Quick and practical—ready for vector search!


In [None]:
# Install embedding dependencies
import sys, subprocess

def pip_install(package: str):
    try:
        __import__(package)
    except ImportError:
        subprocess.check_call([sys.executable, "-m", "pip", "install", package])

# For embedding models
pip_install("langchain")
pip_install("langchain-community") 
pip_install("sentence-transformers")  # HuggingFace embeddings
pip_install("langchain-huggingface")   # LangChain HF integration

print("Embedding setup ready ✔")


In [None]:
# Setup embedding model - using lightweight HuggingFace model
from langchain_huggingface import HuggingFaceEmbeddings

# Using a small, fast model good for demos
embedding_model = HuggingFaceEmbeddings(
    model_name="all-MiniLM-L6-v2",  # 384 dimensions, fast
    model_kwargs={'device': 'cpu'},  # CPU for compatibility
    encode_kwargs={'normalize_embeddings': True}
)

# Test it works
test_text = "This is a test sentence for embedding."
test_embedding = embedding_model.embed_query(test_text)
print(f"Model loaded ✔ Embedding dimension: {len(test_embedding)}")
print(f"Sample embedding (first 5 values): {test_embedding[:5]}")


In [None]:
# Load chunked documents from our doc_processing work
# Option 1: Re-run the LangChain chunking (if you have it)
# Option 2: Load from saved JSONL and convert to Documents

from pathlib import Path
import json
from langchain.schema import Document

# Try to load from JSONL first (simpler)
jsonl_path = Path("data/sample_chunks.jsonl")

if jsonl_path.exists():
    print("Loading from JSONL...")
    docs = []
    with open(jsonl_path, 'r', encoding='utf-8') as f:
        for line_num, line in enumerate(f):
            data = json.loads(line.strip())
            doc = Document(
                page_content=data["text"],
                metadata={
                    "chunk_id": data["id"],
                    "source": "data/sample.pdf",
                    "chunk_index": line_num,
                    "type": "pdf_chunk"
                }
            )
            docs.append(doc)
else:
    print("JSONL not found. Run doc_processing.ipynb first or create sample docs...")
    # Fallback: create sample documents
    docs = [
        Document(page_content="Sample document chunk 1 with some content.", metadata={"chunk_id": "sample-0"}),
        Document(page_content="Sample document chunk 2 with different content.", metadata={"chunk_id": "sample-1"})
    ]

print(f"Loaded {len(docs)} document chunks")
print(f"First chunk preview: {docs[0].page_content[:200]}...")


In [None]:
# Generate embeddings for all chunks
import time

print("Generating embeddings...")
start_time = time.time()

# Extract text content from documents
texts = [doc.page_content for doc in docs]

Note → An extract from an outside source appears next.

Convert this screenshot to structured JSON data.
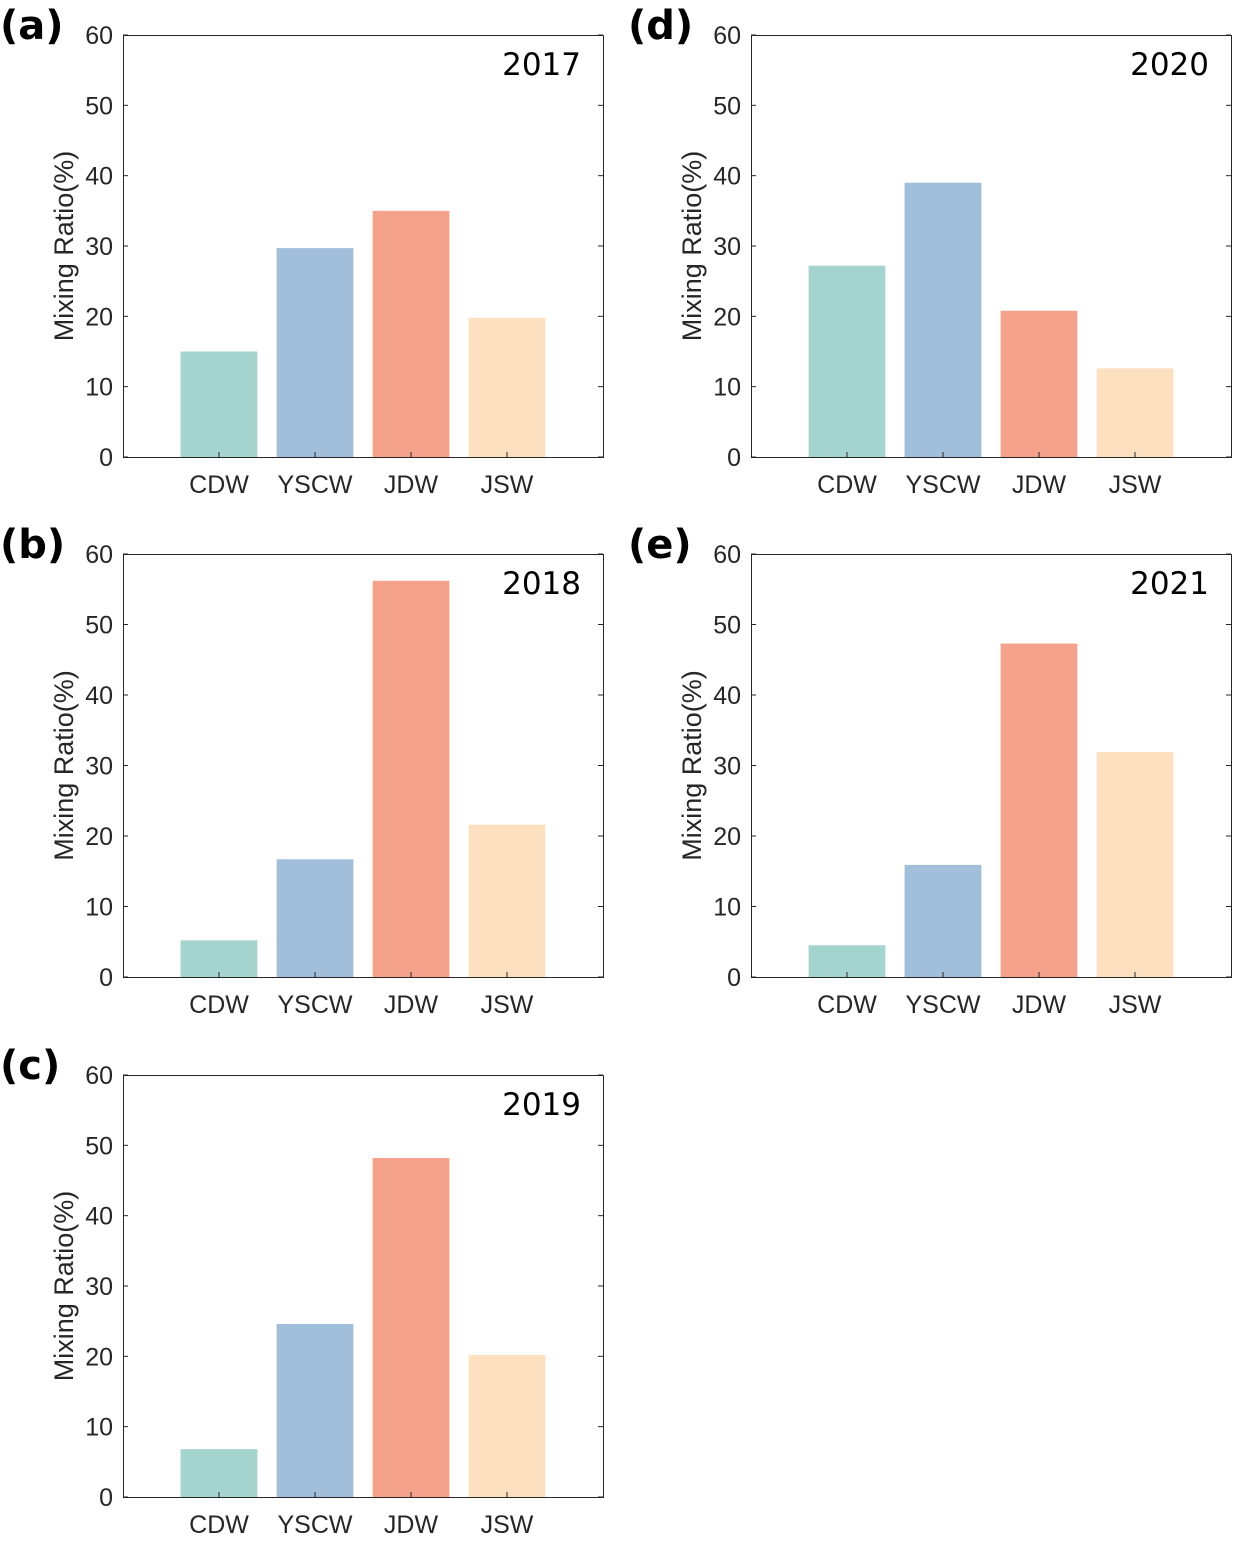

# Generate embeddings in batch (more efficient)
embeddings = embedding_model.embed_documents(texts)

end_time = time.time()
print(f"Generated {len(embeddings)} embeddings in {end_time - start_time:.2f} seconds")
print(f"Each embedding has {len(embeddings[0])} dimensions")

# Preview first embedding
print(f"First embedding (first 10 values): {embeddings[0][:10]}")
print(f"Embedding magnitude: {sum(x**2 for x in embeddings[0])**0.5:.3f}")  # Should be ~1.0 if normalized


In [None]:
# Quick similarity demo - compare chunks
import numpy as np

def cosine_similarity(a, b):
    return np.dot(a, b) / (np.linalg.norm(a) * np.linalg.norm(b))

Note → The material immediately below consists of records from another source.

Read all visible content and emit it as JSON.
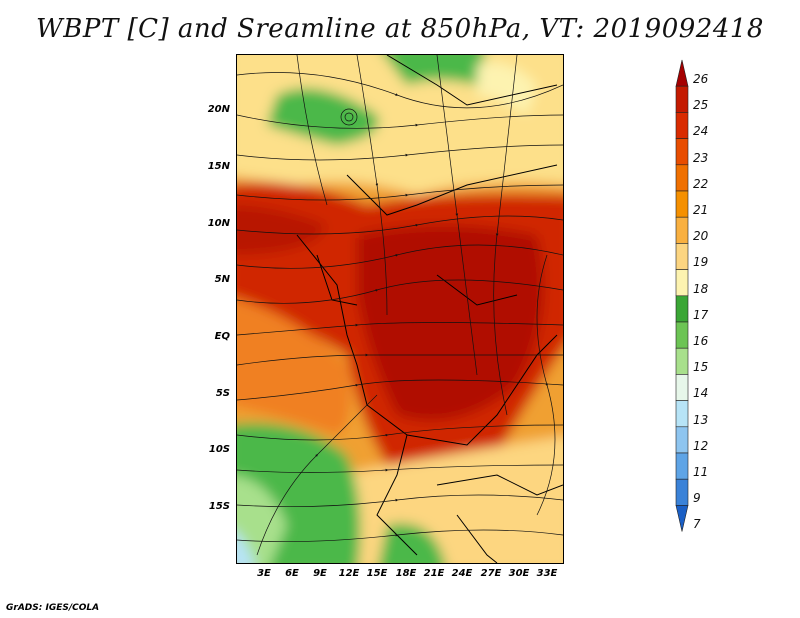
{
  "title": "WBPT [C] and Sreamline at 850hPa, VT: 2019092418",
  "credit": "GrADS: IGES/COLA",
  "map": {
    "lat_labels": [
      "20N",
      "15N",
      "10N",
      "5N",
      "EQ",
      "5S",
      "10S",
      "15S"
    ],
    "lon_labels": [
      "3E",
      "6E",
      "9E",
      "12E",
      "15E",
      "18E",
      "21E",
      "24E",
      "27E",
      "30E",
      "33E"
    ]
  },
  "colorbar": {
    "labels": [
      "26",
      "25",
      "24",
      "23",
      "22",
      "21",
      "20",
      "19",
      "18",
      "17",
      "16",
      "15",
      "14",
      "13",
      "12",
      "11",
      "9",
      "7"
    ],
    "colors": [
      "#a50000",
      "#c41a00",
      "#d92b00",
      "#e84d00",
      "#f07000",
      "#f59000",
      "#f9b040",
      "#fcd581",
      "#fdf3b0",
      "#3aa635",
      "#6cc454",
      "#a8e08c",
      "#e7f7ea",
      "#b7e4f7",
      "#8ec5f0",
      "#5ea4e6",
      "#3a82d8",
      "#1a5fc5"
    ]
  }
}
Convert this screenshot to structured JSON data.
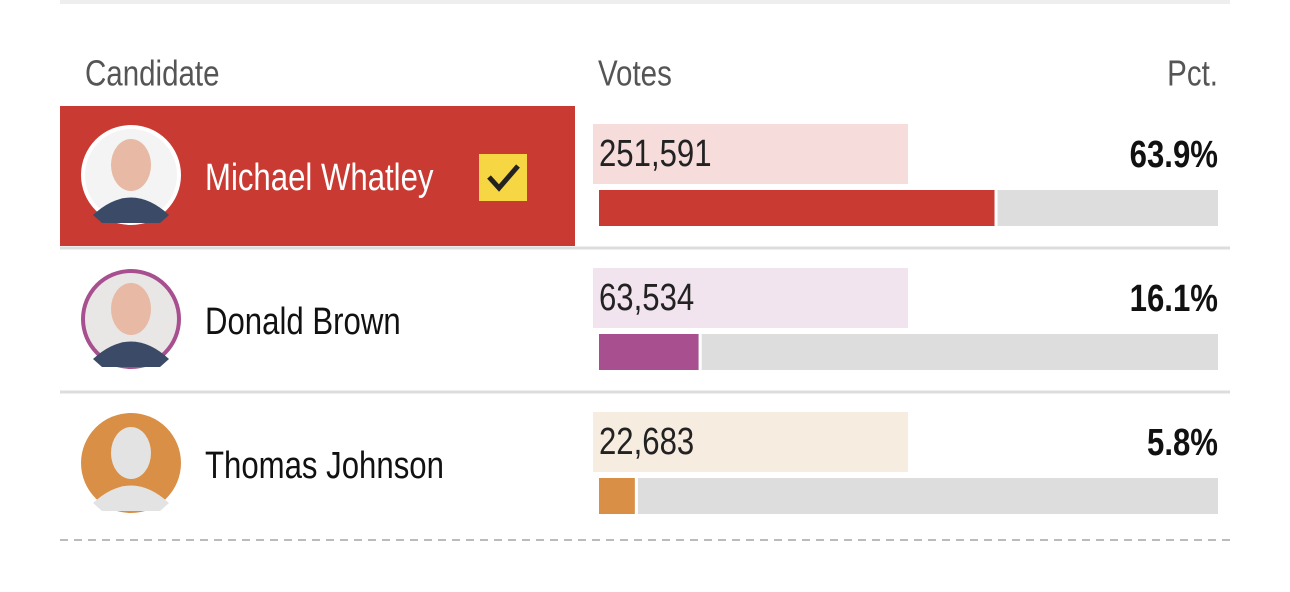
{
  "table": {
    "headers": [
      "Candidate",
      "Votes",
      "Pct."
    ],
    "rows": [
      {
        "name": "Michael Whatley",
        "votes": "251,591",
        "pct": 63.9,
        "pct_label": "63.9%",
        "winner": true,
        "color": "#c93a33",
        "light": "#f7dcdc"
      },
      {
        "name": "Donald Brown",
        "votes": "63,534",
        "pct": 16.1,
        "pct_label": "16.1%",
        "winner": false,
        "color": "#a8508f",
        "light": "#f1e4ef"
      },
      {
        "name": "Thomas Johnson",
        "votes": "22,683",
        "pct": 5.8,
        "pct_label": "5.8%",
        "winner": false,
        "color": "#d98f45",
        "light": "#f7ece0"
      }
    ]
  }
}
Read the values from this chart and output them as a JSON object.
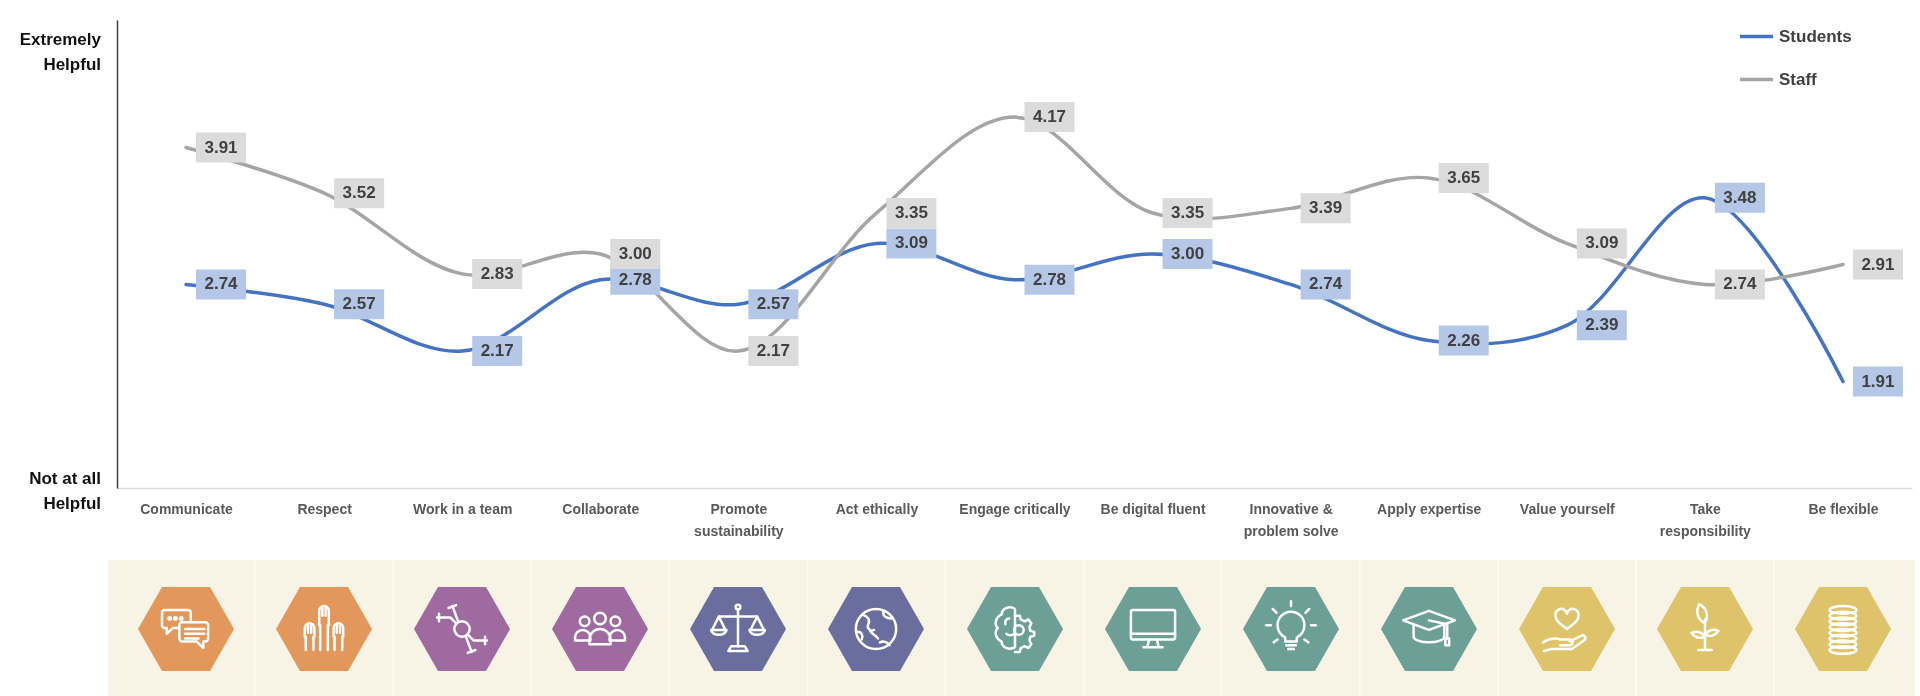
{
  "chart_data": {
    "type": "line",
    "categories": [
      "Communicate",
      "Respect",
      "Work in a team",
      "Collaborate",
      "Promote sustainability",
      "Act ethically",
      "Engage critically",
      "Be digital fluent",
      "Innovative & problem solve",
      "Apply expertise",
      "Value yourself",
      "Take responsibility",
      "Be flexible"
    ],
    "series": [
      {
        "name": "Students",
        "color": "#4472c4",
        "values": [
          2.74,
          2.57,
          2.17,
          2.78,
          2.57,
          3.09,
          2.78,
          3.0,
          2.74,
          2.26,
          2.39,
          3.48,
          1.91
        ],
        "value_labels": [
          "2.74",
          "2.57",
          "2.17",
          "2.78",
          "2.57",
          "3.09",
          "2.78",
          "3.00",
          "2.74",
          "2.26",
          "2.39",
          "3.48",
          "1.91"
        ]
      },
      {
        "name": "Staff",
        "color": "#a5a5a5",
        "values": [
          3.91,
          3.52,
          2.83,
          3.0,
          2.17,
          3.35,
          4.17,
          3.35,
          3.39,
          3.65,
          3.09,
          2.74,
          2.91
        ],
        "value_labels": [
          "3.91",
          "3.52",
          "2.83",
          "3.00",
          "2.17",
          "3.35",
          "4.17",
          "3.35",
          "3.39",
          "3.65",
          "3.09",
          "2.74",
          "2.91"
        ]
      }
    ],
    "ylim": [
      1,
      5
    ],
    "tick_labels": "x",
    "annotations": [
      "Extremely Helpful",
      "Not at all Helpful"
    ],
    "legend": "top right",
    "line_style": "solid"
  }
}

# Compare first few chunks
print("Similarity between chunks:")
for i in range(min(3, len(embeddings))):
    for j in range(i+1, min(3, len(embeddings))):
        sim = cosine_similarity(embeddings[i], embeddings[j])
        print(f"Chunk {i} ↔ Chunk {j}: {sim:.3f}")
        print(f"  Text {i}: {texts[i][:100]}...")
        print(f"  Text {j}: {texts[j][:100]}...")
        print()


In [None]:
# Save embeddings with metadata for vector database
import json
import numpy as np
from pathlib import Path

# Prepare data for saving
embedding_data = []
for i, (doc, embedding) in enumerate(zip(docs, embeddings)):
    record = {
        "id": doc.metadata.get("chunk_id", f"chunk-{i}"),
        "text": doc.page_content,
        "metadata": doc.metadata,
        "embedding": embedding,  # List of floats
        "embedding_model": "all-MiniLM-L6-v2",
        "embedding_dim": len(embedding)
    }
    embedding_data.append(record)

# Save as NPZ for efficient loading (vectors) + JSON for metadata
vectors_path = Path("data/embeddings.npz")
metadata_path = Path("data/embeddings_metadata.json")

# Save vectors efficiently
np.savez_compressed(
    vectors_path,
    embeddings=np.array(embeddings),
    chunk_ids=[record["id"] for record in embedding_data]
)

# Save metadata separately
metadata_only = [
    {k: v for k, v in record.items() if k != "embedding"}
    for record in embedding_data
]

with open(metadata_path, 'w', encoding='utf-8') as f:
    json.dump(metadata_only, f, indent=2, ensure_ascii=False)

print(f"Saved {len(embeddings)} embeddings:")
print(f"  Vectors: {vectors_path}")
print(f"  Metadata: {metadata_path}")
print(f"Ready for vector search! 🚀")